This proposal introduces a framework for building AI-enhanced Decentraland scenes using a self-deployable AI orchestrator and supporting tools. Scene creators define capabilities that the AI can use, such as spawning objects, controlling NPCs, changing lighting, managing quests, or triggering scene events. The orchestrator connects player intent to these scene tools through an LLM.
The architecture follows an MCP-like pattern. The scene provides the tools, the orchestrator acts as the bridge, and the LLM serves as the reasoning engine. This allows creators to build dynamic AI-driven experiences while maintaining full control of their infrastructure.
Creators deploy their own orchestrator instance, manage their own API keys, and control operational costs. The orchestrator enables flexible AI behavior while remaining fully self-hosted and composable.
This grant delivers the orchestrator, a scene SDK, example AI-enhanced scenes, and developer documentation for $15,000 over 90 days.

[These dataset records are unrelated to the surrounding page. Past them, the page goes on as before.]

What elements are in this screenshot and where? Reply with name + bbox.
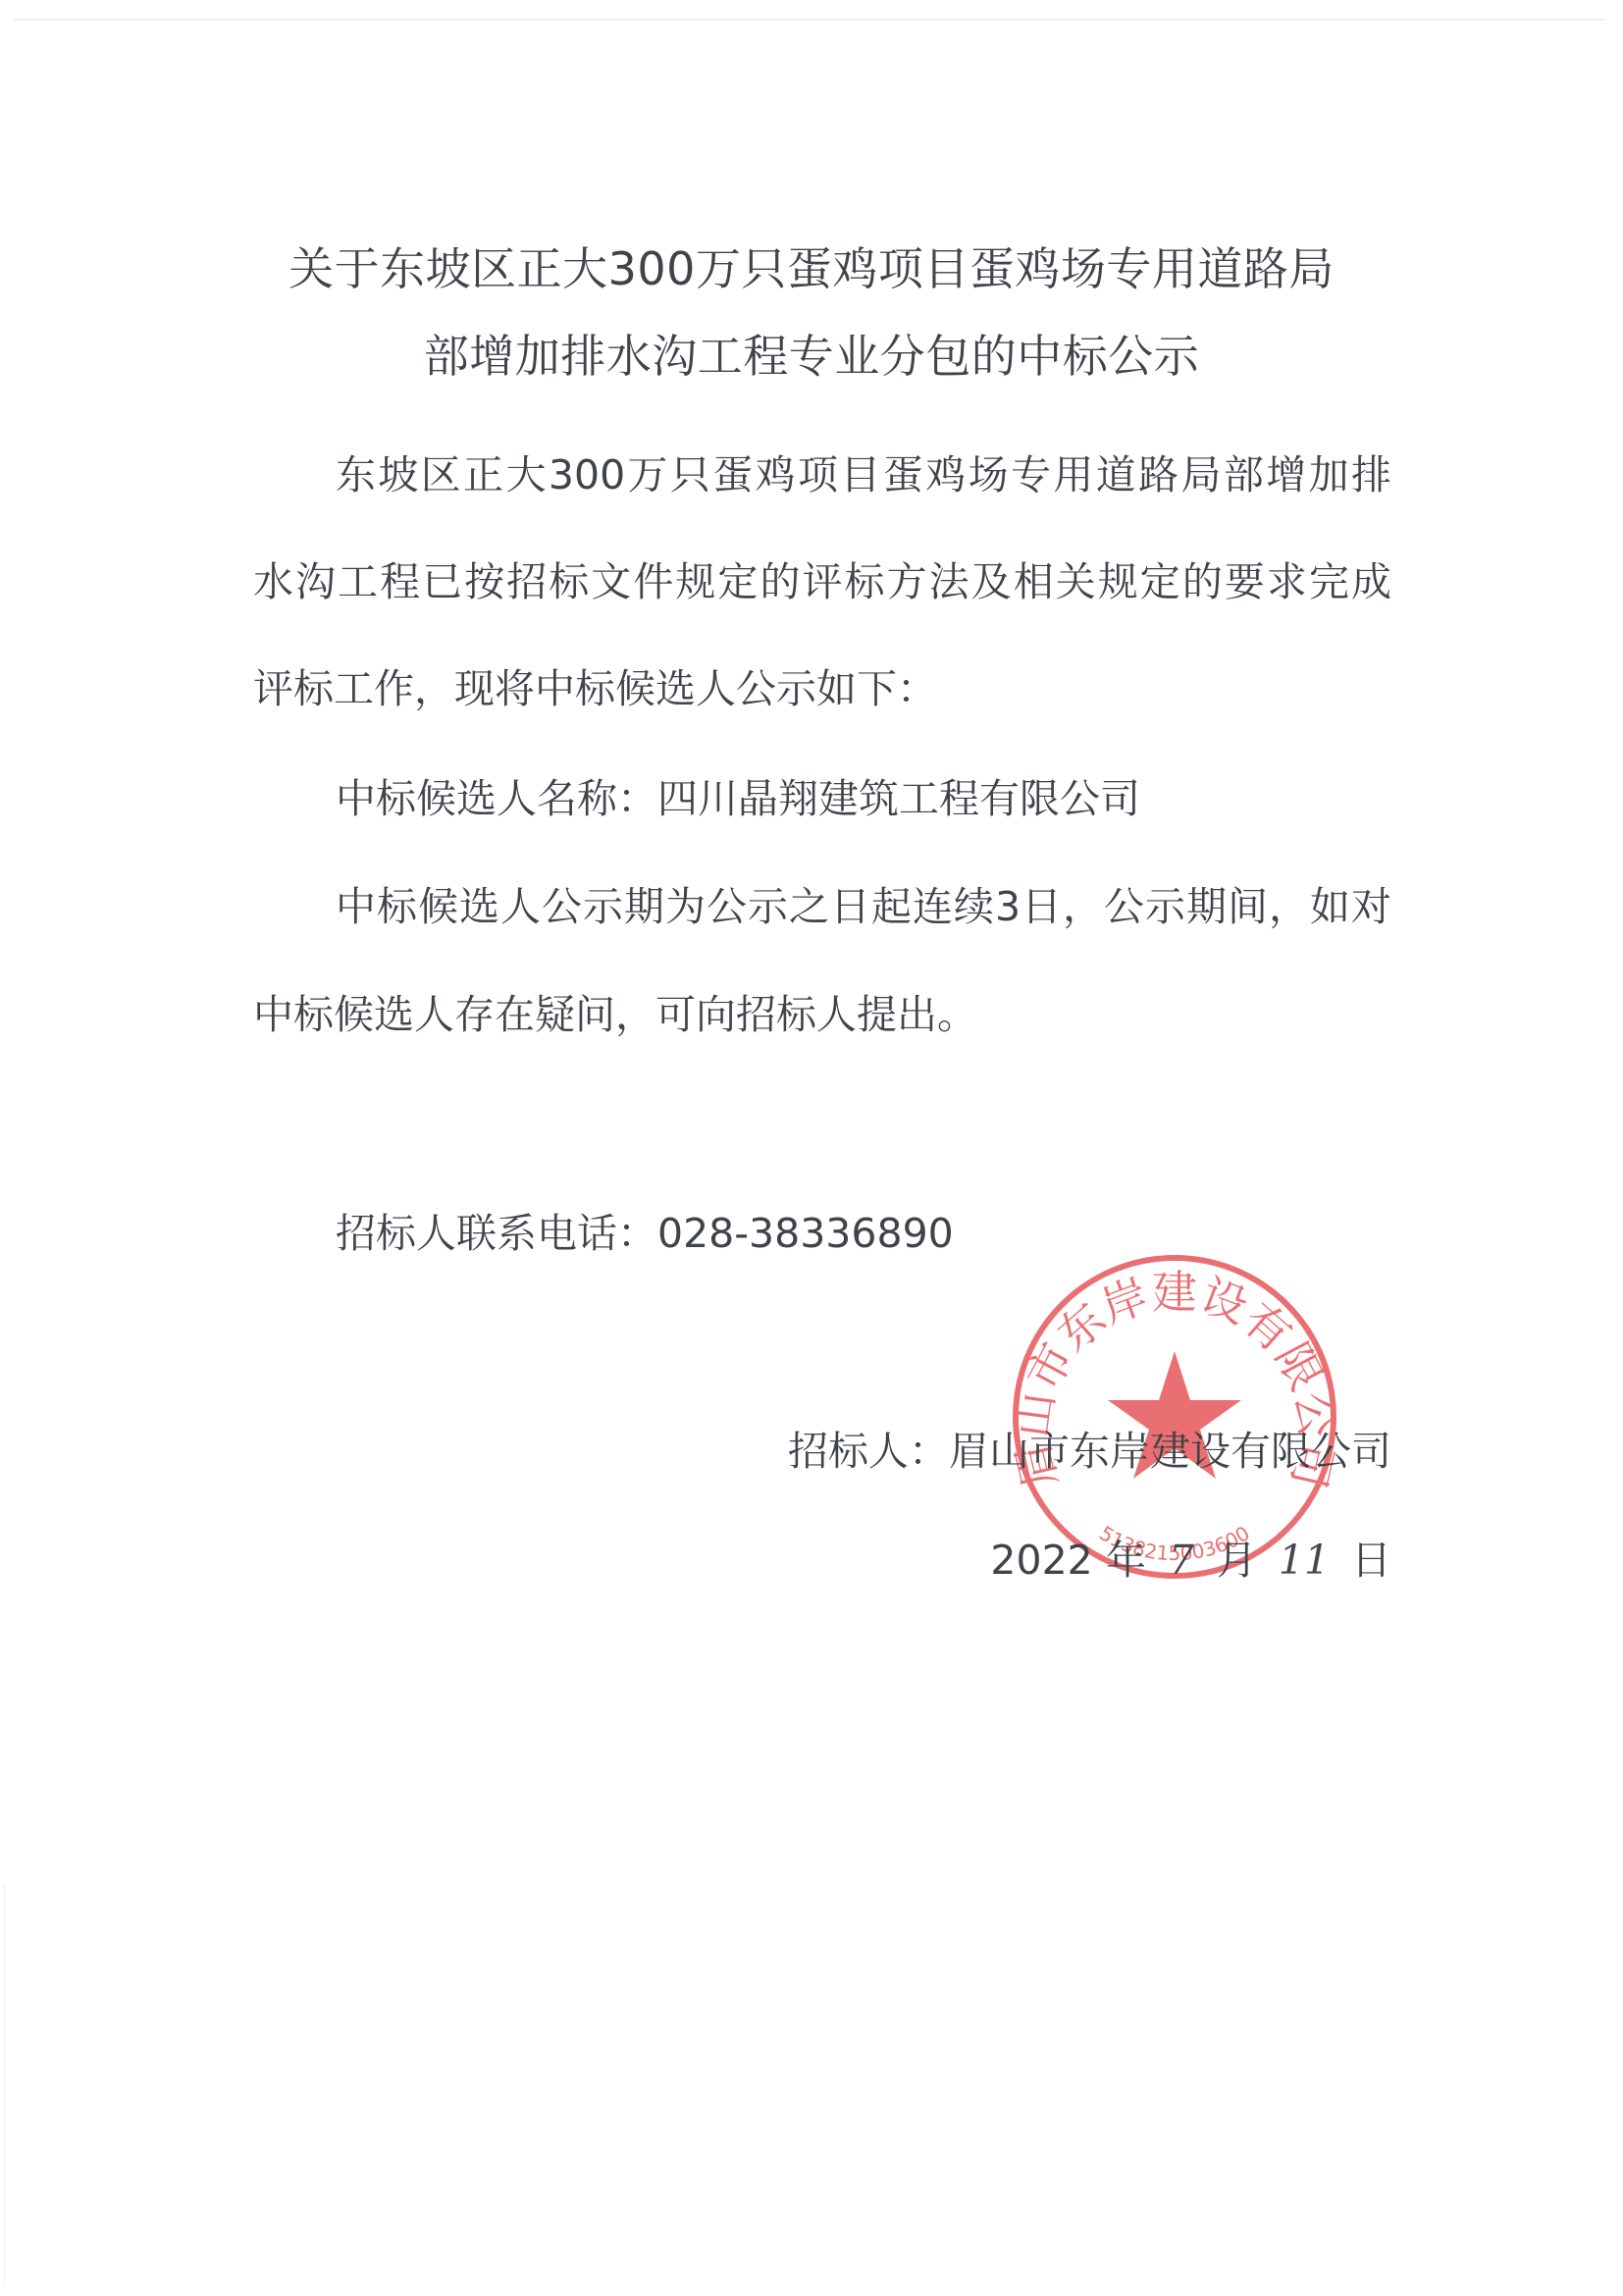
candidate-name-line: 中标候选人名称：四川晶翔建筑工程有限公司 bbox=[336, 771, 1140, 826]
scan-artifact-left bbox=[4, 1884, 5, 2286]
date-day-handwritten: 11 bbox=[1270, 1533, 1338, 1588]
signatory-line: 招标人：眉山市东岸建设有限公司 bbox=[788, 1424, 1391, 1479]
contact-line: 招标人联系电话：028-38336890 bbox=[336, 1206, 954, 1261]
contact-label: 招标人联系电话： bbox=[336, 1210, 657, 1257]
signatory-name: 眉山市东岸建设有限公司 bbox=[949, 1428, 1391, 1475]
contact-phone: 028-38336890 bbox=[657, 1210, 954, 1257]
date-year-unit: 年 bbox=[1106, 1537, 1146, 1584]
paragraph-1-line-3: 评标工作，现将中标候选人公示如下： bbox=[253, 661, 937, 716]
paragraph-1-line-1: 东坡区正大300万只蛋鸡项目蛋鸡场专用道路局部增加排 bbox=[336, 447, 1391, 502]
date-year: 2022 bbox=[990, 1537, 1092, 1584]
company-seal-stamp: 眉山市东岸建设有限公司 5138215003600 bbox=[1011, 1253, 1338, 1581]
signatory-label: 招标人： bbox=[788, 1428, 949, 1475]
document-title-line-1: 关于东坡区正大300万只蛋鸡项目蛋鸡场专用道路局 bbox=[0, 239, 1623, 298]
paragraph-1-line-2: 水沟工程已按招标文件规定的评标方法及相关规定的要求完成 bbox=[253, 554, 1391, 609]
document-title-line-2: 部增加排水沟工程专业分包的中标公示 bbox=[0, 327, 1623, 386]
paragraph-2-line-2: 中标候选人存在疑问，可向招标人提出。 bbox=[253, 987, 977, 1042]
scan-artifact-top bbox=[14, 19, 1605, 21]
date-month-handwritten: 7 bbox=[1159, 1533, 1204, 1588]
paragraph-2-line-1: 中标候选人公示期为公示之日起连续3日，公示期间，如对 bbox=[336, 879, 1391, 934]
date-line: 2022 年 7 月 11 日 bbox=[990, 1533, 1391, 1588]
date-month-unit: 月 bbox=[1217, 1537, 1257, 1584]
date-day-unit: 日 bbox=[1351, 1537, 1391, 1584]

Decentraland scenes today are largely static. NPCs follow scripted dialogue trees, events are pre-programmed, and player interactions follow fixed paths. This limits replayability and restricts what creators can build.
AI-driven environments change this. When an AI model can interpret player input and invoke scene capabilities in real time, creators can build experiences that were previously impossible:
The missing piece is infrastructure. There is no standardized way for AI models to interact with Decentraland scenes. This project provides that infrastructure.
A self-deployable AI orchestrator, a scene-side SDK, and a set of example scenes that demonstrate how to build AI-powered experiences in Decentraland.